自作の Markdown エディタを Microsoft Store に申請しました。Tauri(Rust)で作った Windows の exe を MSIX で包む経路です。

申請そのものは半日で終わりました。ただ、その半日のうち体感 3 割くらいは「なんでこれ保存されないんだ」に溶けています。公式ドキュメントに書いてあるようで書いていない、書いてあっても画面と対応が付かない箇所が 4 つありました。

同じところで止まる人がいそうなので、罠と回避手順を先に並べます。

自作の Markdown エディタを Store に出しています

自作で offline-md-editor-viewer という Markdown エディタ/ビューアを作っています。オフラインで動く Markdown エディタ/ビューアで、単一 HTML と Windows 用ポータブル exe を配っています。

ブラウザ版はインストール不要で、下記で開けます。

npx offline-md-editor-viewer

リポジトリはこちらです(Star をいただけると励みになります): https://github.com/ishizakahiroshi/offline-md-editor-viewer

記事の要約

先に結論。踏んだのはこの4つ

  • 「個人情報を利用しますか?」に No を保存できない(バグではなく仕様)
  • restricted capability の説明欄に 約 500 字の上限があり、超過分が無言で切り捨てられる
  • Notes for certification の入力欄が、そのページに無い
  • 値を変えてから Save を押す前にページを移動すると、変更が消える

以下、順に書きます。

そもそもなぜ MSIX 経路にしたのか

Store への提出経路は MSIX と EXE/MSI の 2 つがあります。選んだのは MSIX です。決め手は 1 点だけで、Store 側がパッケージを再署名してくれるのでコード署名証明書を買わなくていいからでした。EXE/MSI 経路は自前の Authenticode 署名が必須で、個人の OSS には重すぎます。
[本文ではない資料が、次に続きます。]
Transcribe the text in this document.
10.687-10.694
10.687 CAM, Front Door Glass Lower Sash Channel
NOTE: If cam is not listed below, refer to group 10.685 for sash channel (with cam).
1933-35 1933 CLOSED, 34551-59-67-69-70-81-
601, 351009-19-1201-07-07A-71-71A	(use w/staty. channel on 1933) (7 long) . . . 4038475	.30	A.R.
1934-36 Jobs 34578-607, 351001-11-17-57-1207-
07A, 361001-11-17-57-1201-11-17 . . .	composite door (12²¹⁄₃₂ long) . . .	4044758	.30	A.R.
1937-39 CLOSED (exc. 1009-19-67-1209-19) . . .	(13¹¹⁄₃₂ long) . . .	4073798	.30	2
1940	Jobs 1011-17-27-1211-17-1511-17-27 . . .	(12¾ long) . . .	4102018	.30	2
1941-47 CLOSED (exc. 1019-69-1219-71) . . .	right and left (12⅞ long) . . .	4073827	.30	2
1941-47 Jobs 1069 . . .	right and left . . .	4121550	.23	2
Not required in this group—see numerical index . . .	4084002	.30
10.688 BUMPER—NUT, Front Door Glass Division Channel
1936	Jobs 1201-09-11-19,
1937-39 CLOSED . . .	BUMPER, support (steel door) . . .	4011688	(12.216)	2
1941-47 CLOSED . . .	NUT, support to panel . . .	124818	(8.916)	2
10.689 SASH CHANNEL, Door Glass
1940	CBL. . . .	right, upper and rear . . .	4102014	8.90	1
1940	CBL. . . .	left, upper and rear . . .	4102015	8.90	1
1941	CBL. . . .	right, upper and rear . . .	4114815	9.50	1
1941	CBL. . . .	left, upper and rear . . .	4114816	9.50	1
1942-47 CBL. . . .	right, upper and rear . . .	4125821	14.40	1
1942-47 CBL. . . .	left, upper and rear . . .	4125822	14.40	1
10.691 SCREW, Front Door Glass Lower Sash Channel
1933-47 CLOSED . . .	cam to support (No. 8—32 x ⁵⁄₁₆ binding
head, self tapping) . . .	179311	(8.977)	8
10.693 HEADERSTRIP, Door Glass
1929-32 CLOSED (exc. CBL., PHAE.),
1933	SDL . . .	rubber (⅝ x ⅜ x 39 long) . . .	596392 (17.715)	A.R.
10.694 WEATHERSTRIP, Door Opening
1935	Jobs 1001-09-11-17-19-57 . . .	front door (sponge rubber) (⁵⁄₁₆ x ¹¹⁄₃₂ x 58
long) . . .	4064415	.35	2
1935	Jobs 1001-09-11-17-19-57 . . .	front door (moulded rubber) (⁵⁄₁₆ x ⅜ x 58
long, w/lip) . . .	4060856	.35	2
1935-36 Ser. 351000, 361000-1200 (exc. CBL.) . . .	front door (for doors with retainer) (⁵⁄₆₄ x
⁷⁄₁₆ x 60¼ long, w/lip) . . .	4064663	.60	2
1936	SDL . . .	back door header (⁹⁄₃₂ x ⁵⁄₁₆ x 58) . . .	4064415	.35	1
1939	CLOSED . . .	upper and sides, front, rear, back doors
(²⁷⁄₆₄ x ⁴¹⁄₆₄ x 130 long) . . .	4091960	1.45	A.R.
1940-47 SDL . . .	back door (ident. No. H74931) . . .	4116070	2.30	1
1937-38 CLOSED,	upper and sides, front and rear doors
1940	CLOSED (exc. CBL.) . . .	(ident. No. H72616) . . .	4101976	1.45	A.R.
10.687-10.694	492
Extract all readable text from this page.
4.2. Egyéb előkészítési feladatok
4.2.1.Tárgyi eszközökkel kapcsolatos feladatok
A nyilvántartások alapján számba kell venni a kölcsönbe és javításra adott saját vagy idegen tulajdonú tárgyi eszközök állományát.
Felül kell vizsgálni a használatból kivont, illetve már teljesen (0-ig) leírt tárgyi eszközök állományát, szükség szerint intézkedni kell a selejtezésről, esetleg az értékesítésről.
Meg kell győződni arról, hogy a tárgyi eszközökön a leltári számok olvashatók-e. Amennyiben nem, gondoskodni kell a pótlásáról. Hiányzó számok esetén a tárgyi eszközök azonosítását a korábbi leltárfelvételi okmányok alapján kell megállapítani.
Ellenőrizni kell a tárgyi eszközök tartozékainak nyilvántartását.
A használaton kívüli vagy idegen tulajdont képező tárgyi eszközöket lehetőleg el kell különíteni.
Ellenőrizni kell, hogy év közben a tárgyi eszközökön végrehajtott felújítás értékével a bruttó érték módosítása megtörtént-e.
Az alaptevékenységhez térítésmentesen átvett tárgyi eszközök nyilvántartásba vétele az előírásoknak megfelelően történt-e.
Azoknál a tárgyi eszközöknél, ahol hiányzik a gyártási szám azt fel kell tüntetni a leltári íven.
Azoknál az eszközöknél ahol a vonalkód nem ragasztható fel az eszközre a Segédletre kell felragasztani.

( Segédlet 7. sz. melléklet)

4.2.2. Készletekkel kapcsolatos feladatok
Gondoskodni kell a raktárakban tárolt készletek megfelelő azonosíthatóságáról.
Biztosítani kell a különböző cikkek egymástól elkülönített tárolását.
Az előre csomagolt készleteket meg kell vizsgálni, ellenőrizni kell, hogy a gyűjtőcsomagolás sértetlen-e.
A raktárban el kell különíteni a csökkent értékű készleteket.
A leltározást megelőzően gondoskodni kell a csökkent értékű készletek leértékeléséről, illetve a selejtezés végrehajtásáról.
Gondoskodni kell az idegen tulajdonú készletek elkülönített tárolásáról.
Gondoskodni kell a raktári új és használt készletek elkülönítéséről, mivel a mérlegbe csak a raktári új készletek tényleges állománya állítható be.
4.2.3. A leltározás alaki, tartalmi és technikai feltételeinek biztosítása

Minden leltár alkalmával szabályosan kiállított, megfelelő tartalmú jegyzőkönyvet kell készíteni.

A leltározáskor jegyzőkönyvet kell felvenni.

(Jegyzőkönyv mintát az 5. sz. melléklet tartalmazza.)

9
なお Tauri v2 に MSIX bundler は統合されていません。公式ターゲットは msi と nsis だけです(https://v2.tauri.app/distribute/windows-installer/ )。なので MSIX 化は MakeAppx を直に叩くスクリプトを自分で書きました。

もう 1 つ。個人開発者の登録料は無料になっています。以前の 19 ドルは免除されました(https://learn.microsoft.com/ja-jp/windows/apps/publish/whats-new-individual-developer )。ここは古い情報が検索上位に残っているので注意です。

罠1: 「個人情報を利用しますか?」に No が保存できない

Properties ページに必須の設問があります。

Does this product access, collect, or transmit personal information?

このアプリはネットワーク通信を一切しません。リリースビルドは Content-Security-Policy の connect-src'none' に固定していて、アプリ自身が通信できないようになっています。当然 No です。

No を選んで Save。再読み込みしたら Yes に戻っていました。

操作ミスかと思ってもう一度やりました。Yes に戻ります。3 回目も Yes。

同じ操作を3回繰り返して、3回とも同じ画面に戻される

ここで 30 分溶かしました。しかも面倒なのは、同じ Save で Category や Website URL は正しく保存されていることです。だから「保存自体が壊れている」とも言い切れない。

答えは公式ドキュメントに書いてありました。

If we detect that your packages declare capabilities that could allow personal information to be accessed, transmitted, or collected, we will mark this question as Yes, and you will be required to enter a privacy policy.

https://learn.microsoft.com/en-us/windows/apps/publish/publish-your-app/msix/support-info

capability を検出したら Microsoft 側がこの設問を Yes に塗り替える、と明記されています。つまりバグではなく設計どおりの挙動でした。

さらに Store Policy 10.5.1 にこうあります。

Product types that inherently have access to Personal Information must always have privacy policies. These include, but are not limited to, Desktop Bridge and Win32 products.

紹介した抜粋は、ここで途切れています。